One of the weirdest results of growing up with families that don't operate by the normal rules- blinder and i share this, and know that we have it in common with a number of other slashdotters- is an uneasiness with emotions. Feeling that they're out of place, merely for not having had confirmation of much normal over the early years.
I've been heartened by a lot of conversations with people lately. It's normal to feel grief. It's normal to feel grief even if your father wasn't a part of your adult life- in fact, that adds to it, because i'm also sad that he wasn't and now can't be.
It's normal to be thunderstruck by the death of someone you loved very much as a child, even though you may have frozen over that part as much as possible as an adult.
It's normal to be sad when someone dies. Whether you were close or not, and closeness or distance as an adult in no way negates the closeness as a kid. In some ways, it only renders it sharper in relief.
I'll say it: i miss my dad.
I'm still here. I'm reading you all, i'm still having happinesses and sadnesses. This is a learning experience for me, as i fumble through what are ultimately very normal, healthy emotions (and so are actually rather refreshing, because at least there's something good at the heart of them. Not an anger, a bitterness, or an outrage, but just a good old-fashioned kid-loves-dad sentiment that i didn't know was still lurking back there. Regardless of whether he deserved it then or since, regardless of who he was and what he did or didn't do, the fact remains that he was my father, and at the time, i loved him very much, and still do because of it.)
I used to wear my hair in braids, from the time i was very little up till about junior high. I braided it myself. Remember, i've always had long hair until now. I love my short hair but even when i dream, i have long hair. So i used to have these braids, and i would loop them up and fasten them with those clever toggle-bands that are perfect for small hands to manage. My father thought it was strange and funny. His other daughter had no such inclinations, she was platinum blonde and had none of the compulsions i did. I would brush my hair carefully, put it in braids, and fasten them up. I did that every day for many years, i had to- it kept it from getting tangled. (There is a story to how it began, but that has no place here. We'll leave it that i had good reason to begin caring for my own hair early and was very fastidious about it.) He found it fascinating, like a little old woman, and would tell me i looked like a little heidi or something, with my funny looped up braids. Gods know how i got the idea to do it, it seemed like a good idea one day, i suppose.
I think of it now because my first thought on realising he wouldn't meet me was: He'll never see my haircut.
He'd be so surprised.
Everyone who knew me as a child is surprised, people have trouble reconciling the child with the comb and the clips, behaving like an eighty-year old, putting up her hair with her eyes closed, purely out of habit, with the ruffian-like pixie cut creature in the mirror now.
I confess i sometimes still reach for hairpins in the morning.

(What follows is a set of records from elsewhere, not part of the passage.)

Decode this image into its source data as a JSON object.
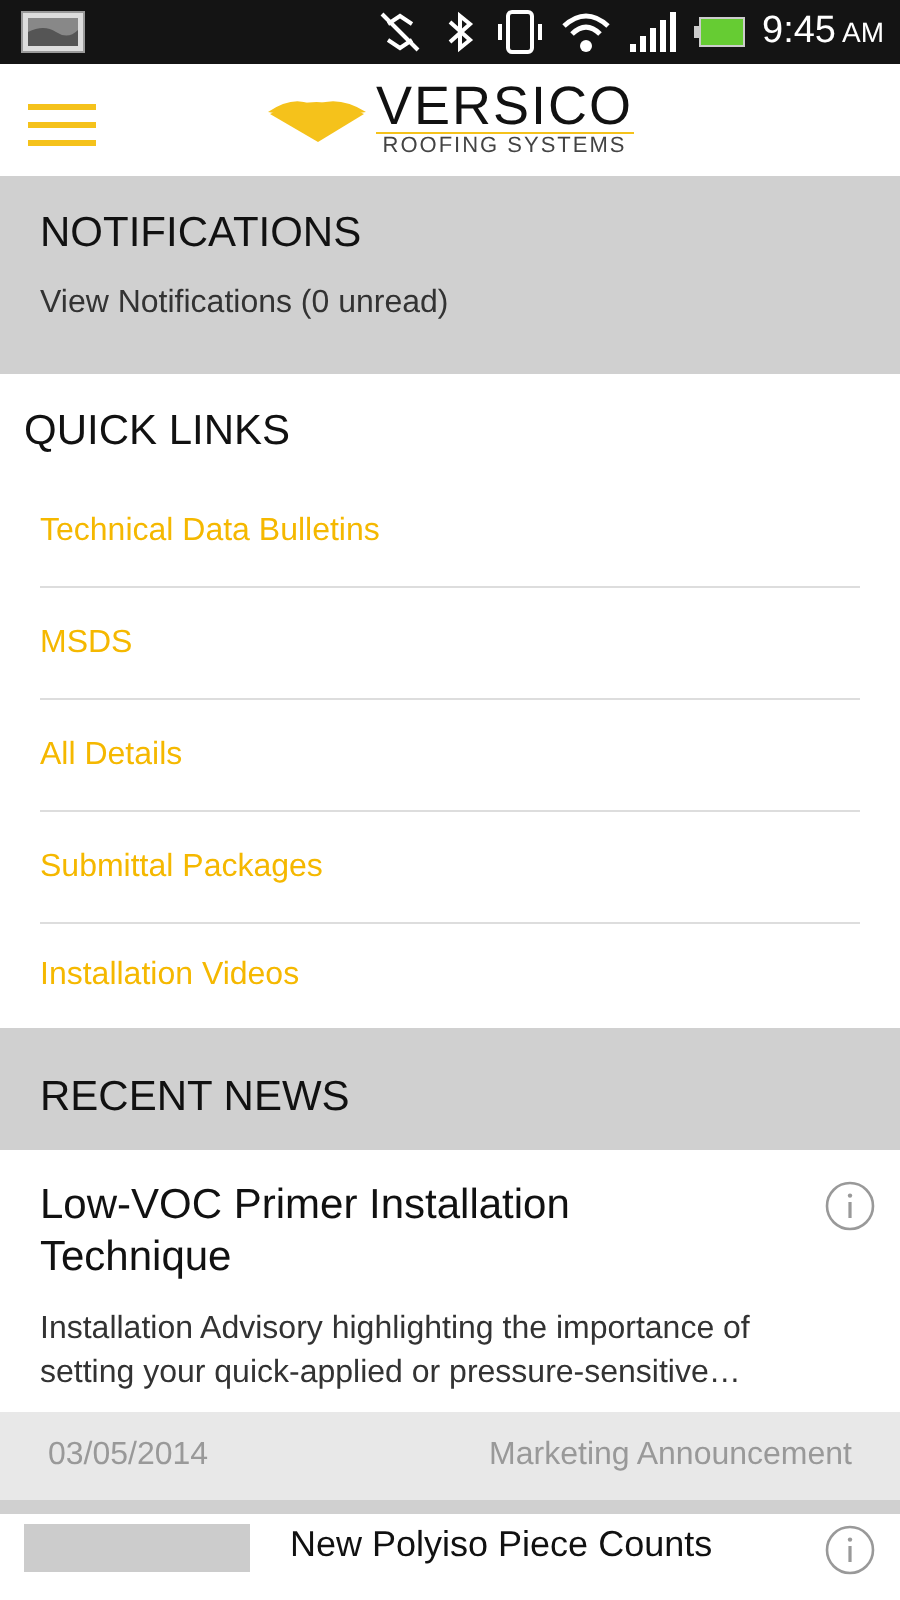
{
  "status_bar": {
    "time": "9:45",
    "am_pm": "AM"
  },
  "header": {
    "logo_name": "VERSICO",
    "logo_tagline": "ROOFING SYSTEMS"
  },
  "notifications": {
    "title": "NOTIFICATIONS",
    "link": "View Notifications (0 unread)"
  },
  "quick_links": {
    "title": "QUICK LINKS",
    "items": [
      {
        "label": "Technical Data Bulletins"
      },
      {
        "label": "MSDS"
      },
      {
        "label": "All Details"
      },
      {
        "label": "Submittal Packages"
      },
      {
        "label": "Installation Videos"
      }
    ]
  },
  "recent_news": {
    "title": "RECENT NEWS",
    "items": [
      {
        "kind": "text",
        "title": "Low-VOC Primer Installation Technique",
        "summary": "Installation Advisory highlighting the importance of setting your quick-applied or pressure-sensitive…",
        "date": "03/05/2014",
        "category": "Marketing Announcement"
      },
      {
        "kind": "thumbnail",
        "title": "New Polyiso Piece Counts"
      }
    ]
  }
}
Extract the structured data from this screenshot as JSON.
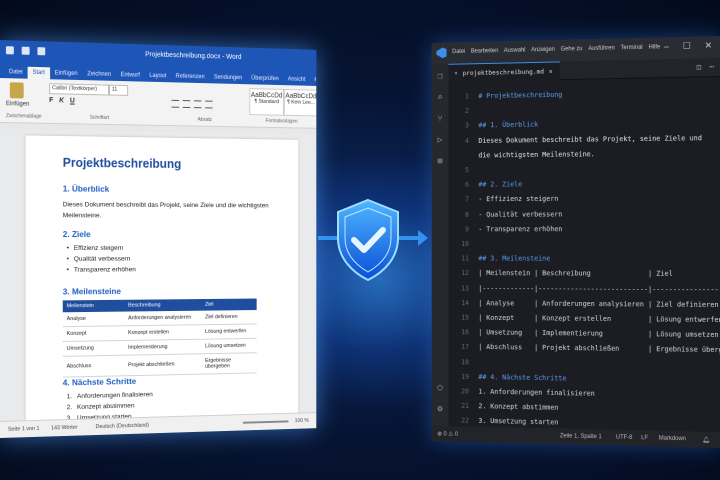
{
  "word": {
    "doc_title": "Projektbeschreibung.docx - Word",
    "tabs": [
      "Datei",
      "Start",
      "Einfügen",
      "Zeichnen",
      "Entwurf",
      "Layout",
      "Referenzen",
      "Sendungen",
      "Überprüfen",
      "Ansicht",
      "Hilfe"
    ],
    "ribbon": {
      "paste": "Einfügen",
      "clipboard": "Zwischenablage",
      "font_name": "Calibri (Textkörper)",
      "font_size": "11",
      "font_group": "Schriftart",
      "paragraph_group": "Absatz",
      "styles_group": "Formatvorlagen",
      "style_sample": "AaBbCcDd",
      "style1": "¶ Standard",
      "style2": "¶ Kein Lee...",
      "bold": "F",
      "italic": "K",
      "underline": "U"
    },
    "document": {
      "title": "Projektbeschreibung",
      "s1_heading": "1. Überblick",
      "s1_text": "Dieses Dokument beschreibt das Projekt, seine Ziele und die wichtigsten Meilensteine.",
      "s2_heading": "2. Ziele",
      "goals": [
        "Effizienz steigern",
        "Qualität verbessern",
        "Transparenz erhöhen"
      ],
      "s3_heading": "3. Meilensteine",
      "table_headers": [
        "Meilenstein",
        "Beschreibung",
        "Ziel"
      ],
      "table_rows": [
        [
          "Analyse",
          "Anforderungen analysieren",
          "Ziel definieren"
        ],
        [
          "Konzept",
          "Konzept erstellen",
          "Lösung entwerfen"
        ],
        [
          "Umsetzung",
          "Implementierung",
          "Lösung umsetzen"
        ],
        [
          "Abschluss",
          "Projekt abschließen",
          "Ergebnisse übergeben"
        ]
      ],
      "s4_heading": "4. Nächste Schritte",
      "steps": [
        "Anforderungen finalisieren",
        "Konzept abstimmen",
        "Umsetzung starten"
      ]
    },
    "status": {
      "page": "Seite 1 von 1",
      "words": "143 Wörter",
      "language": "Deutsch (Deutschland)",
      "zoom": "100 %"
    }
  },
  "vscode": {
    "menu": [
      "Datei",
      "Bearbeiten",
      "Auswahl",
      "Anzeigen",
      "Gehe zu",
      "Ausführen",
      "Terminal",
      "Hilfe"
    ],
    "tab": "projektbeschreibung.md",
    "lines": [
      {
        "n": "1",
        "t": "# Projektbeschreibung",
        "k": "h"
      },
      {
        "n": "2",
        "t": "",
        "k": ""
      },
      {
        "n": "3",
        "t": "## 1. Überblick",
        "k": "h"
      },
      {
        "n": "4",
        "t": "Dieses Dokument beschreibt das Projekt, seine Ziele und",
        "k": ""
      },
      {
        "n": "",
        "t": "die wichtigsten Meilensteine.",
        "k": ""
      },
      {
        "n": "5",
        "t": "",
        "k": ""
      },
      {
        "n": "6",
        "t": "## 2. Ziele",
        "k": "h"
      },
      {
        "n": "7",
        "t": "- Effizienz steigern",
        "k": "li"
      },
      {
        "n": "8",
        "t": "- Qualität verbessern",
        "k": "li"
      },
      {
        "n": "9",
        "t": "- Transparenz erhöhen",
        "k": "li"
      },
      {
        "n": "10",
        "t": "",
        "k": ""
      },
      {
        "n": "11",
        "t": "## 3. Meilensteine",
        "k": "h"
      },
      {
        "n": "12",
        "t": "| Meilenstein | Beschreibung              | Ziel             |",
        "k": "tb"
      },
      {
        "n": "13",
        "t": "|-------------|---------------------------|------------------|",
        "k": "tb"
      },
      {
        "n": "14",
        "t": "| Analyse     | Anforderungen analysieren | Ziel definieren  |",
        "k": "tb"
      },
      {
        "n": "15",
        "t": "| Konzept     | Konzept erstellen         | Lösung entwerfen |",
        "k": "tb"
      },
      {
        "n": "16",
        "t": "| Umsetzung   | Implementierung           | Lösung umsetzen  |",
        "k": "tb"
      },
      {
        "n": "17",
        "t": "| Abschluss   | Projekt abschließen       | Ergebnisse übergeben|",
        "k": "tb"
      },
      {
        "n": "18",
        "t": "",
        "k": ""
      },
      {
        "n": "19",
        "t": "## 4. Nächste Schritte",
        "k": "h"
      },
      {
        "n": "20",
        "t": "1. Anforderungen finalisieren",
        "k": "li"
      },
      {
        "n": "21",
        "t": "2. Konzept abstimmen",
        "k": "li"
      },
      {
        "n": "22",
        "t": "3. Umsetzung starten",
        "k": "li"
      }
    ],
    "status": {
      "position": "Zeile 1, Spalte 1",
      "encoding": "UTF-8",
      "eol": "LF",
      "language": "Markdown"
    }
  },
  "colors": {
    "word_blue": "#1e56b8",
    "heading_blue": "#1f4e9e",
    "md_heading": "#5c9cf0",
    "shield": "#3aa0ff"
  }
}
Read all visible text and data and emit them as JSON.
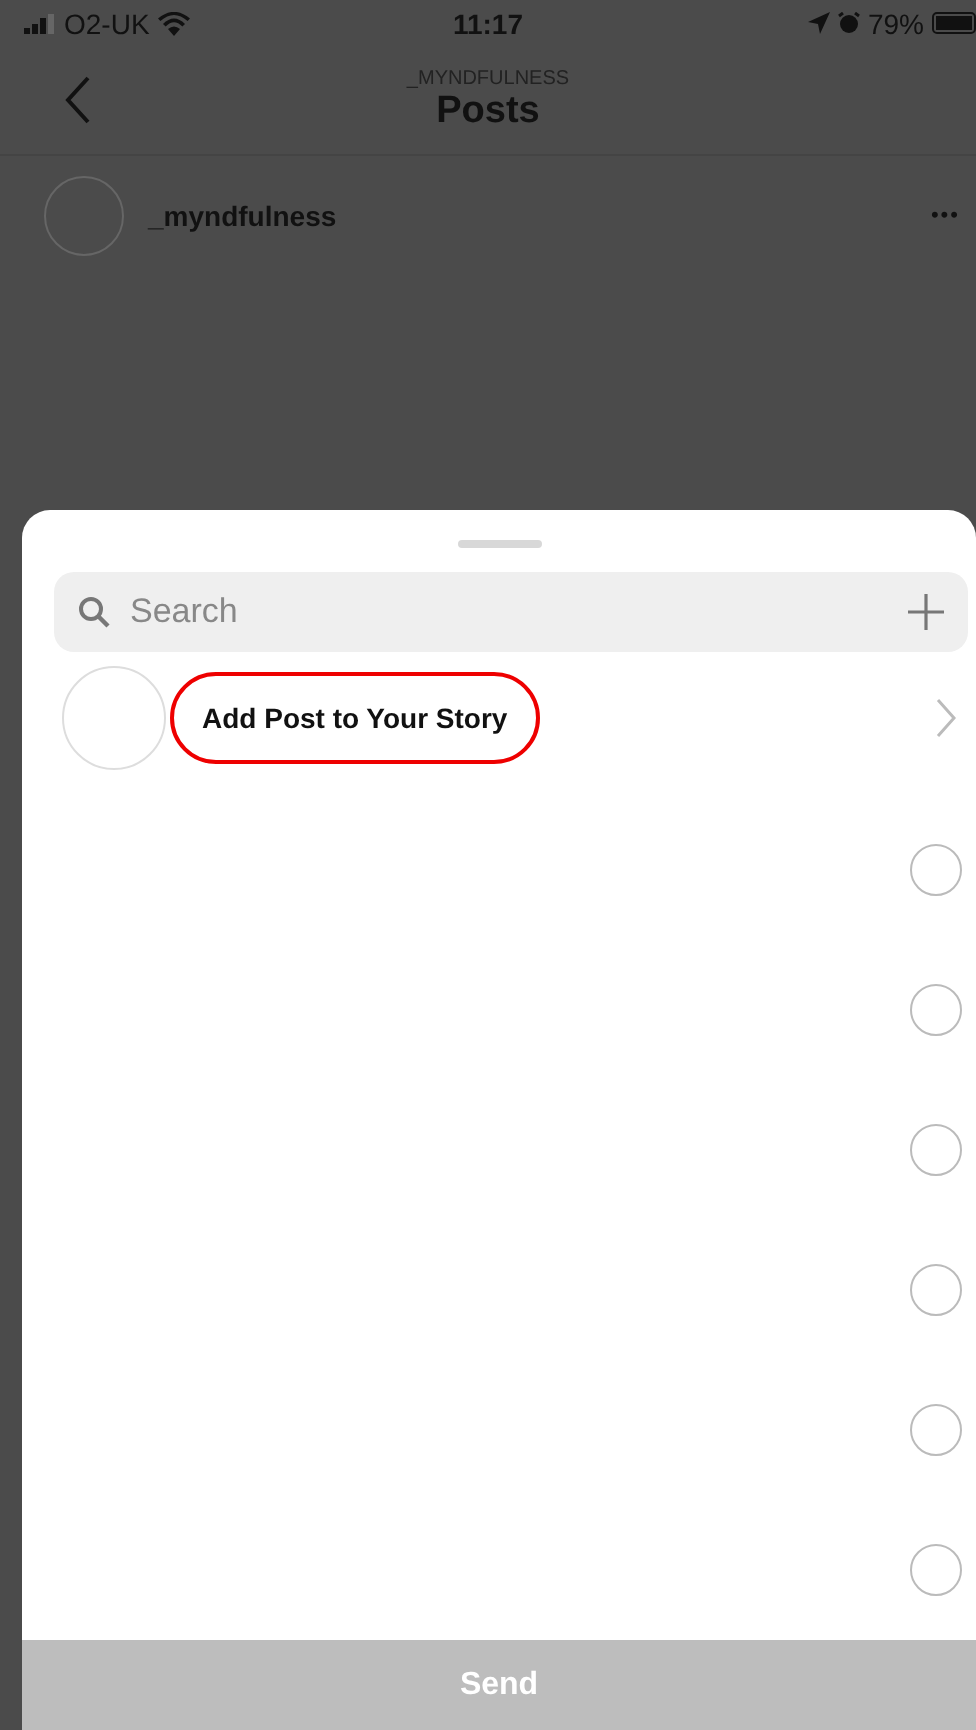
{
  "status_bar": {
    "carrier": "O2-UK",
    "time": "11:17",
    "battery": "79%"
  },
  "nav": {
    "subtitle": "_MYNDFULNESS",
    "title": "Posts"
  },
  "post_header": {
    "username": "_myndfulness",
    "more": "•••"
  },
  "share_sheet": {
    "search": {
      "placeholder": "Search"
    },
    "story_row": {
      "label": "Add Post to Your Story",
      "highlighted": true
    },
    "recipients": [
      {
        "selected": false
      },
      {
        "selected": false
      },
      {
        "selected": false
      },
      {
        "selected": false
      },
      {
        "selected": false
      },
      {
        "selected": false
      }
    ],
    "send_button": {
      "label": "Send",
      "disabled": true
    }
  }
}
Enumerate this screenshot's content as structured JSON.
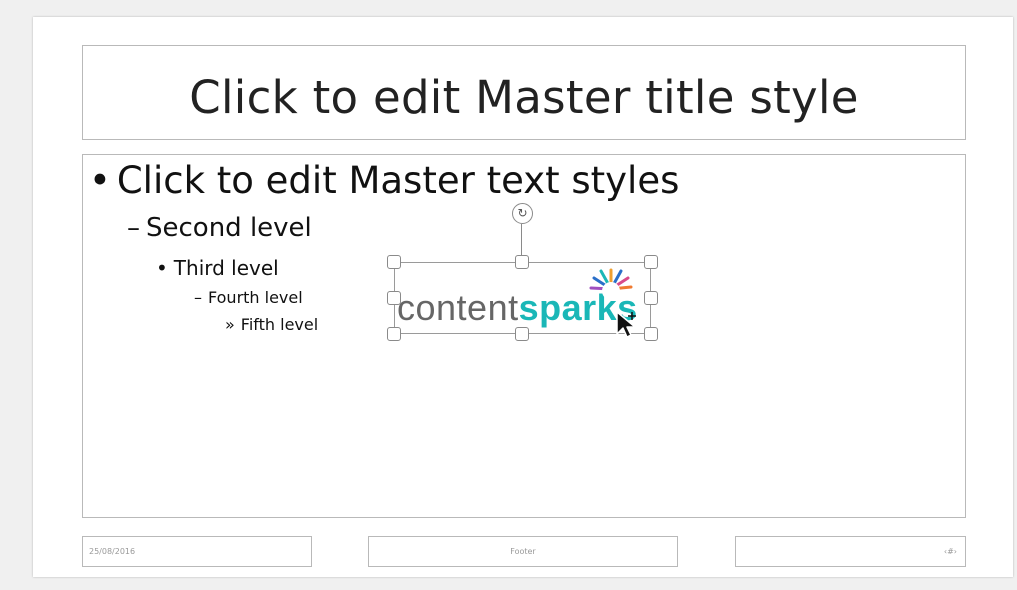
{
  "title_placeholder": {
    "text": "Click to edit Master title style"
  },
  "body_placeholder": {
    "levels": [
      {
        "bullet": "•",
        "text": "Click to edit Master text styles"
      },
      {
        "bullet": "–",
        "text": "Second level"
      },
      {
        "bullet": "•",
        "text": "Third level"
      },
      {
        "bullet": "–",
        "text": "Fourth level"
      },
      {
        "bullet": "»",
        "text": "Fifth level"
      }
    ]
  },
  "logo": {
    "part1": "content",
    "part2": "sparks",
    "colors": {
      "content": "#666666",
      "sparks": "#1ab7b7"
    },
    "icon": "sparks-burst-icon"
  },
  "footer": {
    "date": "25/08/2016",
    "center": "Footer",
    "slide_number": "‹#›"
  },
  "icons": {
    "rotate": "rotate-handle-icon",
    "cursor": "move-cursor-icon"
  }
}
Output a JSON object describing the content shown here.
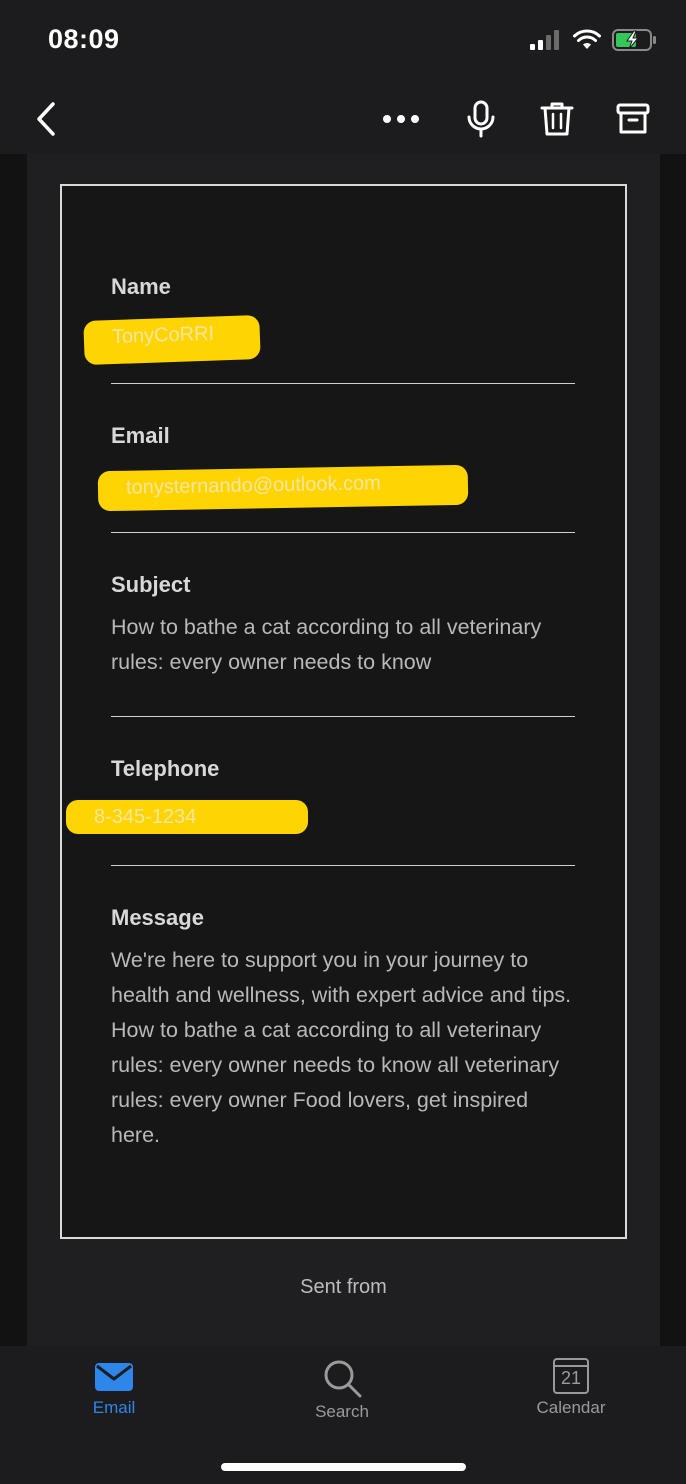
{
  "status_bar": {
    "time": "08:09"
  },
  "toolbar": {
    "back": "chevron-left-icon",
    "more": "more-dots-icon",
    "mic": "microphone-icon",
    "delete": "trash-icon",
    "archive": "archive-icon"
  },
  "message": {
    "fields": [
      {
        "label": "Name",
        "value": "TonyCoRRI"
      },
      {
        "label": "Email",
        "value": "tonysternando@outlook.com"
      },
      {
        "label": "Subject",
        "value": "How to bathe a cat according to all veterinary rules: every owner needs to know"
      },
      {
        "label": "Telephone",
        "value": "8-345-1234"
      },
      {
        "label": "Message",
        "value": "We're here to support you in your journey to health and wellness, with expert advice and tips. How to bathe a cat according to all veterinary rules: every owner needs to know all veterinary rules: every owner Food lovers, get inspired here."
      }
    ],
    "footer": "Sent from"
  },
  "tabs": [
    {
      "label": "Email",
      "active": true,
      "icon": "mail-icon"
    },
    {
      "label": "Search",
      "active": false,
      "icon": "search-icon"
    },
    {
      "label": "Calendar",
      "active": false,
      "icon": "calendar-icon",
      "day": "21"
    }
  ],
  "colors": {
    "accent": "#2d86ea",
    "highlight": "#ffd400",
    "background": "#121212"
  }
}
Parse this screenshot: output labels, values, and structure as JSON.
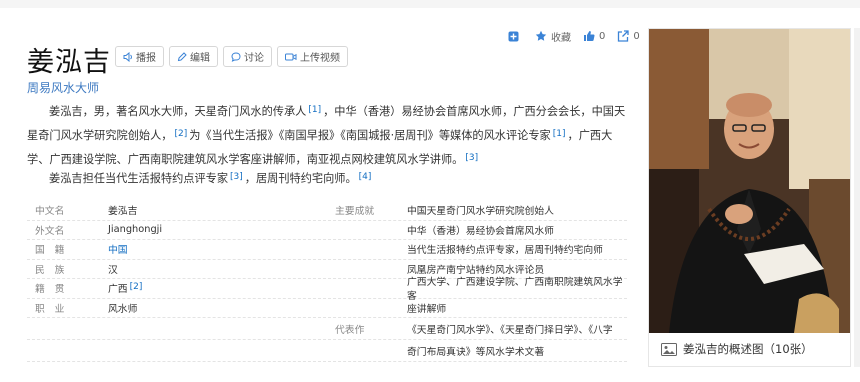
{
  "actions": {
    "collect_label": "收藏",
    "like_count": "0",
    "share_count": "0"
  },
  "header": {
    "title": "姜泓吉",
    "subtitle": "周易风水大师",
    "buttons": [
      "播报",
      "编辑",
      "讨论",
      "上传视频"
    ]
  },
  "summary": {
    "p1_a": "姜泓吉，男，著名风水大师，天星奇门风水的传承人",
    "ref1": "[1]",
    "p1_b": "，中华（香港）易经协会首席风水师，广西分会会长，中国天星奇门风水学研究院创始人，",
    "ref2": "[2]",
    "p1_c": "为《当代生活报》《南国早报》《南国城报·居周刊》等媒体的风水评论专家",
    "ref3": "[1]",
    "p1_d": "，广西大学、广西建设学院、广西南职院建筑风水学客座讲解师，南亚视点网校建筑风水学讲师。",
    "ref4": "[3]",
    "p2_a": "姜泓吉担任当代生活报特约点评专家",
    "ref5": "[3]",
    "p2_b": "，居周刊特约宅向师。",
    "ref6": "[4]"
  },
  "infobox": {
    "rows": [
      {
        "label": "中文名",
        "value": "姜泓吉",
        "label2": "主要成就",
        "value2": "中国天星奇门风水学研究院创始人"
      },
      {
        "label": "外文名",
        "value": "Jianghongji",
        "label2": "",
        "value2": "中华（香港）易经协会首席风水师"
      },
      {
        "label": "国　籍",
        "value": "中国",
        "label2": "",
        "value2": "当代生活报特约点评专家，居周刊特约宅向师"
      },
      {
        "label": "民　族",
        "value": "汉",
        "label2": "",
        "value2": "凤凰房产南宁站特约风水评论员"
      },
      {
        "label": "籍　贯",
        "value": "广西",
        "value_ref": "[2]",
        "label2": "",
        "value2": "广西大学、广西建设学院、广西南职院建筑风水学客"
      },
      {
        "label": "职　业",
        "value": "风水师",
        "label2": "",
        "value2": "座讲解师"
      },
      {
        "label": "",
        "value": "",
        "label2": "代表作",
        "value2": "《天星奇门风水学》、《天星奇门择日学》、《八字"
      },
      {
        "label": "",
        "value": "",
        "label2": "",
        "value2": "奇门布局真诀》等风水学术文著"
      }
    ]
  },
  "image_card": {
    "caption": "姜泓吉的概述图（10张）"
  },
  "colors": {
    "link": "#136ec2",
    "subtitle": "#3d79c1"
  }
}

It's a habit. I still feel a blank where i should be brushing my long hair at night. But it's still nicer to have short hair, and i like it. I think my father would have liked it, but he would have been surprised, after seeing how seriously i began.
I've gotten progressively lighter over the years in disposition. I began as such a serious little child, so responsible and sober. I had levity- i'd sing songs and laugh- but my disposition has gradually turned from the old-maidish little one i was, with my careful braids and my hairpins, to one of more outward gentleness, less fierce and more free. I like it better. I hope it continues. We are not always who we begin as, and my father certainly proved that.
I have my mother's looks. Specifically, i have my mother's father's mother's looks. I'm the image of Clouey, they tell me, with her brown hair and her diminutive stature. Did you know i'm the only one in my immediate family with dark hair? Really. My mother and most of her siblings were light-haired, my father's family is positively ashen. I'm a throwback. I have no idea what i inherited from my father's side of the family except perhaps his appreciation of rocks. He turned out to be a geologist; my initial thought on that was: Well, THAT certainly explains a lot.
His mother was stunning in her youth; now she's about 80. I haven't decided whether to contact them or not. I don't know whether they'd welcome it.
His mother always wanted me to cut my hair as a child, but i'm not counting on her remembering that now. Isn't it funny how the world goes around?